LinkedIn did a study a year ago—what it showed was that the number of jobs in the economy that require sustainability skills is growing by 8% a year but the number of people in the workforce that have these skills is growing by only 6% a year. So we're seeing a gap, and in fact, we're seeing a widening of this gap. When we entered the digital era, we needed to bring computer science into schools and we needed to bring digital fluency into the workplace. When we've reviewed the data, employers around the world really invested more in employee training between 1980 and 2000. Computers entered the workforce— people needed to be trained how to use them. But we saw employer investments in employee training really declining after the year 2000 and have been stagnating ever since. We're going to need to reinvest in employee training. 

What kind of jobs are we talking about?

Some of these will be sustainability specialists. A great many more are people who work on a wide variety of other business processes like procurement and supply chain management, for example, and now they need a significant dose of sustainability background and fluency in order to help their companies meet their climate pledges. There'll be new jobs and existing jobs. They are people who are doing carbon accounting — these may be people who have done financial accounting, but now they'll be financial accountants and carbon accountants at the same time. 

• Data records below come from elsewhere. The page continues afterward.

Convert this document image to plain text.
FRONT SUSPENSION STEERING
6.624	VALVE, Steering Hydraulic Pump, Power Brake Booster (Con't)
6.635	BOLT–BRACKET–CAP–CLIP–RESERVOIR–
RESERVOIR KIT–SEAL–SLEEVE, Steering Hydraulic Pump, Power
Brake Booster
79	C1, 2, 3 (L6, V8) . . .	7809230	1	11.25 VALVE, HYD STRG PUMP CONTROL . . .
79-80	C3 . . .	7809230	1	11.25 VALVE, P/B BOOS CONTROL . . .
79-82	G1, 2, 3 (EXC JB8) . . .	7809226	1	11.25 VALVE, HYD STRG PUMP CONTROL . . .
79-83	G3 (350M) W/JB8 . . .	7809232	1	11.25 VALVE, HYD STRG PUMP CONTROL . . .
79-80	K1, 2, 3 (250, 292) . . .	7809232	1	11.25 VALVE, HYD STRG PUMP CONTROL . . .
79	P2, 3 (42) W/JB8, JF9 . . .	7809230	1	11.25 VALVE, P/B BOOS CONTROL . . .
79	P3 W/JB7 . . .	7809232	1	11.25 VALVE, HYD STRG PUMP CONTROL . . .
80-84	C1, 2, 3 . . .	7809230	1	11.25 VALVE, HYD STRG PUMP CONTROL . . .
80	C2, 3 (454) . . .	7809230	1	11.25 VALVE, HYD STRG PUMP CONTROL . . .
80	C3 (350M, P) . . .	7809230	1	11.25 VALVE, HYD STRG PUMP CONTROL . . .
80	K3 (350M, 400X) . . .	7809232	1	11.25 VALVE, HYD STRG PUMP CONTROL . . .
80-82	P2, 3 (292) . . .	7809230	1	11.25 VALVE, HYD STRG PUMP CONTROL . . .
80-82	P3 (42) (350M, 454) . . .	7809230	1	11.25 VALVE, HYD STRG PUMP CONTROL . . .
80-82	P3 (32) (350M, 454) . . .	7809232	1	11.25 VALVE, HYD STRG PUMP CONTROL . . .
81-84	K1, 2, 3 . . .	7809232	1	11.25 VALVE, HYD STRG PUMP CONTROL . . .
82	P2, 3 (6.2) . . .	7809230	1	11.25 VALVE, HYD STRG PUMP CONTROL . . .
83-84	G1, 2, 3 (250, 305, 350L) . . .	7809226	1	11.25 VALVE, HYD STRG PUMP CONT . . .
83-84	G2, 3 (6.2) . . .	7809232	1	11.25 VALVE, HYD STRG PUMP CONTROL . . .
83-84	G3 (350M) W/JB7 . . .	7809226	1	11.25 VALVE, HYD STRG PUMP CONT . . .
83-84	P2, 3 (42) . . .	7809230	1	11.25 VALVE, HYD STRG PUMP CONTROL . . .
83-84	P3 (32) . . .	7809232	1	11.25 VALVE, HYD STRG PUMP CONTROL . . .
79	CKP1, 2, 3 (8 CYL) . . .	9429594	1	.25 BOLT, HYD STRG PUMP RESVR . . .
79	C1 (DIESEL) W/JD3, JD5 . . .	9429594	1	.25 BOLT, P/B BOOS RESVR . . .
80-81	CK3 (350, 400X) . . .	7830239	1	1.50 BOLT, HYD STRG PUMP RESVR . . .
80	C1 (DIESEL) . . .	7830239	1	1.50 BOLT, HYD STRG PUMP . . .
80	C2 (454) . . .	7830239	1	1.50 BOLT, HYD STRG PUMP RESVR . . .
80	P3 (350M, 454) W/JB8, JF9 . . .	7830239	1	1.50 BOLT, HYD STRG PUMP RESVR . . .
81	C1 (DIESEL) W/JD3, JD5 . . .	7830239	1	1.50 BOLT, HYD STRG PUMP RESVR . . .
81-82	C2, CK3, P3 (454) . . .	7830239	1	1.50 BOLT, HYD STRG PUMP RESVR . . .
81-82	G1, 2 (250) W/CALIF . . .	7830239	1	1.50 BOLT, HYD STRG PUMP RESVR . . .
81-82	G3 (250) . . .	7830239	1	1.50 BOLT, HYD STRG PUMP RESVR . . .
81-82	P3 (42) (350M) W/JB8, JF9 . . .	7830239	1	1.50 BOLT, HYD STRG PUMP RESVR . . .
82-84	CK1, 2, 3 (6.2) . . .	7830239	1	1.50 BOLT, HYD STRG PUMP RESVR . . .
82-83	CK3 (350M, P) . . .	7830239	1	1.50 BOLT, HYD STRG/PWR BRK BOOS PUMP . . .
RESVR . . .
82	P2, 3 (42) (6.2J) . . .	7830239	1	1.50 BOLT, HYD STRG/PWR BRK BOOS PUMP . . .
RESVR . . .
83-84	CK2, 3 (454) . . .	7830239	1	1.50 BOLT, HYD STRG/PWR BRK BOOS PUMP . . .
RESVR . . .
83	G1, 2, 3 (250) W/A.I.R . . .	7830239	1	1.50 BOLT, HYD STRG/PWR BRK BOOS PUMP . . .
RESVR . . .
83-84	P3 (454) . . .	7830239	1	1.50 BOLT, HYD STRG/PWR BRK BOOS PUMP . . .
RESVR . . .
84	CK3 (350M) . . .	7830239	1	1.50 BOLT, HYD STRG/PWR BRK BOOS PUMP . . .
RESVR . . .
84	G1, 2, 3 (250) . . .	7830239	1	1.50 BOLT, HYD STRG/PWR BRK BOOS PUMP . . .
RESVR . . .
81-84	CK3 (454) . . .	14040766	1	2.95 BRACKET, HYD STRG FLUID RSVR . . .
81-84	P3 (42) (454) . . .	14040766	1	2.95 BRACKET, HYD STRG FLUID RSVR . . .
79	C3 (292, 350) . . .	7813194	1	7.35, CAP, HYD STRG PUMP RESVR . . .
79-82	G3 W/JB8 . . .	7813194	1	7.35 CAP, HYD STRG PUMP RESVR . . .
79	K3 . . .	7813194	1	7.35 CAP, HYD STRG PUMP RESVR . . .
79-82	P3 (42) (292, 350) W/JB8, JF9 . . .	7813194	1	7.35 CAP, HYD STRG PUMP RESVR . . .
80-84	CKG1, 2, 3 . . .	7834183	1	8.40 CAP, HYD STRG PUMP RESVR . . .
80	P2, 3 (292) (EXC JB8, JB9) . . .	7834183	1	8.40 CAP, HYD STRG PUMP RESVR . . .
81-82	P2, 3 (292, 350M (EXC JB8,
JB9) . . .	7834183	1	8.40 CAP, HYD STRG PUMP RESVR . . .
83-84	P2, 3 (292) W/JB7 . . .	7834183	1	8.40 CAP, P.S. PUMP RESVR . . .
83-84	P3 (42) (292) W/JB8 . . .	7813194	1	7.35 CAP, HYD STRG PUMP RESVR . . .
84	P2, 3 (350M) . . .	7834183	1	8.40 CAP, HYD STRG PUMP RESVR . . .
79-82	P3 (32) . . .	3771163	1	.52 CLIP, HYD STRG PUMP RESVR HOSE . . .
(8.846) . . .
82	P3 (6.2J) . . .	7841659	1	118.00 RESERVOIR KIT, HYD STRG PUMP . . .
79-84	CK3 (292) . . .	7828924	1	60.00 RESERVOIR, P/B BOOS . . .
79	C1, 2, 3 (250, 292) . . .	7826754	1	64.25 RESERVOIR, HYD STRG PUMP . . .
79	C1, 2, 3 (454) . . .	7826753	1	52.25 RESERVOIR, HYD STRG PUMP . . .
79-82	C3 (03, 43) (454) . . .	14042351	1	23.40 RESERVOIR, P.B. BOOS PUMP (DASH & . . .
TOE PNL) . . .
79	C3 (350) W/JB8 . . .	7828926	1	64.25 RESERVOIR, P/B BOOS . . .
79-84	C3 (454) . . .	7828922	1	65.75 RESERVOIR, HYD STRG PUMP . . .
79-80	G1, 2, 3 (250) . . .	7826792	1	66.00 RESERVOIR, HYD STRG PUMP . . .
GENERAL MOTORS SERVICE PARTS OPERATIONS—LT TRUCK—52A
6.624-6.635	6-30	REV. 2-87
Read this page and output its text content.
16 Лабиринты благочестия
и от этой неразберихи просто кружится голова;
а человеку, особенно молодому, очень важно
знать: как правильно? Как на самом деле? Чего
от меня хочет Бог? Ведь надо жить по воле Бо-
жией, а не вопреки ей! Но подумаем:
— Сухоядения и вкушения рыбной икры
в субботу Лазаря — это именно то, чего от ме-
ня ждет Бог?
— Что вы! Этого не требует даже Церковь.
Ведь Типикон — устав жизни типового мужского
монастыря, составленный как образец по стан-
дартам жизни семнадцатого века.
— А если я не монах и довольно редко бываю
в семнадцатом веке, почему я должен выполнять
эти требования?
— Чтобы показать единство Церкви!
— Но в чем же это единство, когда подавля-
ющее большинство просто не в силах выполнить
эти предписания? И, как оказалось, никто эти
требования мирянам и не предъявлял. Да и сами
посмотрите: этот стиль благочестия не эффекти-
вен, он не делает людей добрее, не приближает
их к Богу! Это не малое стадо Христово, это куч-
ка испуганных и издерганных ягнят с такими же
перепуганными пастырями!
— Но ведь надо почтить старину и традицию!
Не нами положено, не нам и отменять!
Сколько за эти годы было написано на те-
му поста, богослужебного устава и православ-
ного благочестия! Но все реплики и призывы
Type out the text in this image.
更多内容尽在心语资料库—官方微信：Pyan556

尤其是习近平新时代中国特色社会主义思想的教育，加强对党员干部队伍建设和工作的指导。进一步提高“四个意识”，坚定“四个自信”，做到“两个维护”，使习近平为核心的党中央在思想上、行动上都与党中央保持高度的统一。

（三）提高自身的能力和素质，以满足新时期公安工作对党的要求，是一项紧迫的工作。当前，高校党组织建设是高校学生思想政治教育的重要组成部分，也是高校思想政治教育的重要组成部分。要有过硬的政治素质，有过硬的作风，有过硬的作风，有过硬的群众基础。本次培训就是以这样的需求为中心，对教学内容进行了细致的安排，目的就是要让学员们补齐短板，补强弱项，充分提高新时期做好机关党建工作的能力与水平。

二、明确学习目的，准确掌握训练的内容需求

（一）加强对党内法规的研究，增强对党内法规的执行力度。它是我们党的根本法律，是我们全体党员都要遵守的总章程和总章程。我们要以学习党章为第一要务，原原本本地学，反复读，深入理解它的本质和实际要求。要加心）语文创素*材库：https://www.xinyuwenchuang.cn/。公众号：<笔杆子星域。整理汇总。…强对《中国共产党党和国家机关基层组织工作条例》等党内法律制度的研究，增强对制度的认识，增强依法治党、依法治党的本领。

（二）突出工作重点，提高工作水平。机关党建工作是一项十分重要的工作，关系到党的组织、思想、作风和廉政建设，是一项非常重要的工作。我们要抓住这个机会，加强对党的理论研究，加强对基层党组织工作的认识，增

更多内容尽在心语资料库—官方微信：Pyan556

Will it be more an issue of training people for new jobs or retraining in existing roles?

For every category I can name that’s new there's probably five that are existing, but changing, because of the climate pledges that companies have made. An easy example: People have to change the procurement process. They have to redesign those reports from their suppliers. They then need to partner with their suppliers to help them drive down their carbon emissions. Another really interesting example we discovered within Microsoft is basically, virtually all the world's kitchens have to move from cooking on gas to cooking on electricity instead. We've started to do that with some of the big kitchens at Microsoft. And in the coming years we'll start to change all of our kitchens and our cafeterias so that they're using electric rather than gas. It turns out that people need to be retrained in the way they cook.

What's the risk if we don't fix the skills shortfall here?

We need to address this with a huge sense of urgency. It’s easy as this decade has unfolded to focus first on Covid and then focus on the war in Ukraine, focus on the energy shortage in Europe, and lose sight of the urgency of the climate crisis. But it is a crisis.